I have a function $u \in L^2(0,T;H^1_0)$ with $u' \in L^2(0,T;H^{-1})$, all on some smooth bounded domain $\Omega$.
In addition I have a sequence $u_n$ such that $u_n \to u$ in $L^2(0,T;H^1_0)$ and also the quantity $$\int_0^T \int_{\Omega} |u_n'(t)|^2\varphi(t) \leq C$$ for $C$ independent of $n$, where $\varphi$ is smooth and vanishes at $t=0$, i.e it has compact support near zero, and is non-negative and bounded by one. But otherwise $\varphi$ is arbitrary apart from these conditions.
- From this can we deduce $u' \in L^2(\epsilon, T; L^2(\Omega))$?
- Does it follow that $u' \in L^2(0,T;L^2(\Omega))$?
I have often seen this argument given for a time interval $(0,\infty)$ and in that case the function $\varphi$ is compactly supported near infinity too, and the resulting $u' \in L^2_{loc}(0,\infty,L^2(\Omega))$, but I wonder if we can remove the loc in my specal case.
If the inequality holds in this way: there is $C>0$ such that for all $\phi\in C_0^\infty(0,+\infty)$ with $0\le \phi\le 1$ and all $n$ it holds $$ \int_0^T \int_\Omega |u_n'(t)|^2 \phi(t) dt \le C $$ then $(u_n')$ is uniformly bounded in $L^2(0,T;L^2(\Omega))$, hence $u'$ exists and belongs to that space as well.

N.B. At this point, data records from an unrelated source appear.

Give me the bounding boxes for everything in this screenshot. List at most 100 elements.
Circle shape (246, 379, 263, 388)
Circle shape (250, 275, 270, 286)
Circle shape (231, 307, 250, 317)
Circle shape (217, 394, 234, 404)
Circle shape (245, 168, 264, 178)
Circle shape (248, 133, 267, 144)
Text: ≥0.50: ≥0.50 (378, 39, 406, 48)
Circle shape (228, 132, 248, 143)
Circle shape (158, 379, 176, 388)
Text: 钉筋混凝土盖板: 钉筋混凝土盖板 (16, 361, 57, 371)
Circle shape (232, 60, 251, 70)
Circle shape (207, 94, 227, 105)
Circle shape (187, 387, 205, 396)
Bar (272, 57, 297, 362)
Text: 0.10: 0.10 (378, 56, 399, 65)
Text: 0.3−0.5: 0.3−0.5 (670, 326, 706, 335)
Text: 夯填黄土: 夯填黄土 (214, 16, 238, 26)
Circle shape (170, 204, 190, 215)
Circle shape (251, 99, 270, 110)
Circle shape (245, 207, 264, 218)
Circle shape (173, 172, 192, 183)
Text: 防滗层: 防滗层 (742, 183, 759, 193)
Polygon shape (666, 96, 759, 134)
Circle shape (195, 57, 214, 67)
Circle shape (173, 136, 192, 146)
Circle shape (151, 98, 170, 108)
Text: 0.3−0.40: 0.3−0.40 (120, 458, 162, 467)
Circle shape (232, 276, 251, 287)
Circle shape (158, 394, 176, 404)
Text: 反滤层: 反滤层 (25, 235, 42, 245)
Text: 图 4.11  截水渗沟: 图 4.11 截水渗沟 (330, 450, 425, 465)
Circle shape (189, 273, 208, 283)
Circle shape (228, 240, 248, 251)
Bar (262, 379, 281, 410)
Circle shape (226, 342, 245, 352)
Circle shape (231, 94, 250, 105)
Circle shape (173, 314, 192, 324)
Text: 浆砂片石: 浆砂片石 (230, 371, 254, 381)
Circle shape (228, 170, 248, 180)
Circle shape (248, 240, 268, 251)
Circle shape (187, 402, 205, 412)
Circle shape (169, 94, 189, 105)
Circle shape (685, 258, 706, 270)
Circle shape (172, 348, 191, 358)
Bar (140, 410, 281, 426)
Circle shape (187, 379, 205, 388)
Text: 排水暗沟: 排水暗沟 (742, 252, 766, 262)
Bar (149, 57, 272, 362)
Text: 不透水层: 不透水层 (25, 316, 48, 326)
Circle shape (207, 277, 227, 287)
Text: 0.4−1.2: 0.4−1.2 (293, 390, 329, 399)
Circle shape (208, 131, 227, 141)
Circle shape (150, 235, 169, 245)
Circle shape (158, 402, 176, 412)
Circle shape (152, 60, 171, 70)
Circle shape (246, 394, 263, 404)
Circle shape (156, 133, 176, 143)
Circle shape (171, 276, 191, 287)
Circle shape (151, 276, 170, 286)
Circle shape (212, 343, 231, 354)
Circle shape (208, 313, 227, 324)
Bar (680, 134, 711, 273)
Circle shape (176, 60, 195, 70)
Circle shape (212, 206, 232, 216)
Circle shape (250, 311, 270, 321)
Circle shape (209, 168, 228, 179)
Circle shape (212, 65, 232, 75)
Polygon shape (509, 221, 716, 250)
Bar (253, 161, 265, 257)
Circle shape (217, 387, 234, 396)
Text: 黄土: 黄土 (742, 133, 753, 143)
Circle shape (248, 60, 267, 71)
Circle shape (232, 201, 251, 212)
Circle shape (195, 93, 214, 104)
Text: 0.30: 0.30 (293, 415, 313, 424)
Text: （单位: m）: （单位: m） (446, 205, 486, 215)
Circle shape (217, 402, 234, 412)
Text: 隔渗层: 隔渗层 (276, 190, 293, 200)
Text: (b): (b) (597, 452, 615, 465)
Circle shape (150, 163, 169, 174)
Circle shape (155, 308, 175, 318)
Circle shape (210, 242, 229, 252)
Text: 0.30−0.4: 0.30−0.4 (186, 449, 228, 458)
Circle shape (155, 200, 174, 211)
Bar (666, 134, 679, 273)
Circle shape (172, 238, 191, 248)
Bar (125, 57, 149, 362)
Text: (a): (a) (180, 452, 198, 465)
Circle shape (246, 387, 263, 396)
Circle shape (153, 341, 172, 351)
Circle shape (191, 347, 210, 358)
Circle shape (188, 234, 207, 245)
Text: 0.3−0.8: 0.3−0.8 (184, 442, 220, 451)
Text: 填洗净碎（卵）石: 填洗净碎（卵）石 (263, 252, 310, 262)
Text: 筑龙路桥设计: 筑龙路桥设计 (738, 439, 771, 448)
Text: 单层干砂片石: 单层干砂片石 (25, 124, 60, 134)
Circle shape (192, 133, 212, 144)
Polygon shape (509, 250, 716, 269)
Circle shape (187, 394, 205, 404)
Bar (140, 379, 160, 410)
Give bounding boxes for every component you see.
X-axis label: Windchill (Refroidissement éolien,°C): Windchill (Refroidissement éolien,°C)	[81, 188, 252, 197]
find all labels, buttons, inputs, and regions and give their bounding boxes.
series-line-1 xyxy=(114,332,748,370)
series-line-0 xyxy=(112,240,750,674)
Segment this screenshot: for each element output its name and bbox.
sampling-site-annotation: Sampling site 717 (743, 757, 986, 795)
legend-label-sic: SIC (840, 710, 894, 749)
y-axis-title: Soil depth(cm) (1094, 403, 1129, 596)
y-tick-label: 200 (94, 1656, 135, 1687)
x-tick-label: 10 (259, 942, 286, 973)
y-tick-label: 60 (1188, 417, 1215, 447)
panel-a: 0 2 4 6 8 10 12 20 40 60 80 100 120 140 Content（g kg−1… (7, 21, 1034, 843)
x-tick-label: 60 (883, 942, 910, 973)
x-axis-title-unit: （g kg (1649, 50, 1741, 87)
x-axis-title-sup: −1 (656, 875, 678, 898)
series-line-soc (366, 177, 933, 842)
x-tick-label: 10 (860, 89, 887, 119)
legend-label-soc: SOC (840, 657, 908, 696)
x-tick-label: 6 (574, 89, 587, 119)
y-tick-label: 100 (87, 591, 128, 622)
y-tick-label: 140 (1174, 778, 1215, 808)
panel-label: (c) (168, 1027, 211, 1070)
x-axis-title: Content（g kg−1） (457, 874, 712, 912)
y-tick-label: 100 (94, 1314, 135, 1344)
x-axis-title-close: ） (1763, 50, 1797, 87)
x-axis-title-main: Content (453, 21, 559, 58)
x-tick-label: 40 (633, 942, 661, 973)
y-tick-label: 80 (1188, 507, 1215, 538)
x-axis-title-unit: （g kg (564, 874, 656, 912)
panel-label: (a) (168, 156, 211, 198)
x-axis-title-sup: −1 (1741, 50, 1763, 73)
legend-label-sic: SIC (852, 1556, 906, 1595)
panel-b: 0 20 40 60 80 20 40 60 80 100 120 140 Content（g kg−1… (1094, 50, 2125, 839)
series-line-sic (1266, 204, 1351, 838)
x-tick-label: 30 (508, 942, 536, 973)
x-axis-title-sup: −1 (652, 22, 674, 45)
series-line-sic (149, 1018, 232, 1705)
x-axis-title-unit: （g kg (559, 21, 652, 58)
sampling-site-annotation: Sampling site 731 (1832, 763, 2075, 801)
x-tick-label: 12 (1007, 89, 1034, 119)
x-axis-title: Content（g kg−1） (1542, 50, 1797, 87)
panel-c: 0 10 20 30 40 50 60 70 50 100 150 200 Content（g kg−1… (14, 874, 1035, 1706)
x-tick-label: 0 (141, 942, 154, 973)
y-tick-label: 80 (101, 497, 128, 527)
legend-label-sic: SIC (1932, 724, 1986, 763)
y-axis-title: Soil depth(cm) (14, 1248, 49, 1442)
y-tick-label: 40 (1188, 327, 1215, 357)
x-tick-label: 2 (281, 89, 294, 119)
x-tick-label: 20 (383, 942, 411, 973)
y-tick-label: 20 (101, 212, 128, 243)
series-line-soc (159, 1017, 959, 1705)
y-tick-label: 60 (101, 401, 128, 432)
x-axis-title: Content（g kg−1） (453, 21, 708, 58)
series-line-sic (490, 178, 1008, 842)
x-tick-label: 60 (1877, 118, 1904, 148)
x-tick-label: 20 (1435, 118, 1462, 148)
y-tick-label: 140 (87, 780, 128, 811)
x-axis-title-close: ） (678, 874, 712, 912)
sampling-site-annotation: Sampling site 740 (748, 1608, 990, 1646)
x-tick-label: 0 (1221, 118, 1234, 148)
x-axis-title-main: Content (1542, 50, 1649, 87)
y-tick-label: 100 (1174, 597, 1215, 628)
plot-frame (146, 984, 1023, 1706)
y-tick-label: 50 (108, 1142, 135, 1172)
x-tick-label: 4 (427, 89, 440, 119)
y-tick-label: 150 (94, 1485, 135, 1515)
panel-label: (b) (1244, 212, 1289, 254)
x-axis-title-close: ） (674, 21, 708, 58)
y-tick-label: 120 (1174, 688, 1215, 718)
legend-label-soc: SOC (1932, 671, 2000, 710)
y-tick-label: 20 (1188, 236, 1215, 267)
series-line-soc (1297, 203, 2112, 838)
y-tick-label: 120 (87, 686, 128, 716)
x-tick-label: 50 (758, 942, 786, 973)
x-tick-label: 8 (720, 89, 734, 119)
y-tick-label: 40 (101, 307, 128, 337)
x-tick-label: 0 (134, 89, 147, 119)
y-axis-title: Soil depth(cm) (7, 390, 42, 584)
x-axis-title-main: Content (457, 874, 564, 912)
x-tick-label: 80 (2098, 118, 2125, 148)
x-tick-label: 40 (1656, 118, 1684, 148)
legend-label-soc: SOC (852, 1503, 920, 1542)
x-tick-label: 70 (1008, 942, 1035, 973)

To see, this consider smooth approximation $\phi_\epsilon\in C_0^\infty(\Omega)$ of the characteristic function of $[0,T]$: e.g set $\phi_\epsilon = \rho_\epsilon \ast \chi_{[\epsilon,T-\epsilon]}$ with the standard mollifier. Then $0\le\phi_\epsilon\le 1$, and you can pass to the limit $\epsilon\searrow0$ in $$ \int_0^T \int_\Omega |u_n'(t)|^2 \phi_\epsilon(t) dt \le C $$ by Lebesgue dominated convergence theorem, which yields the claim.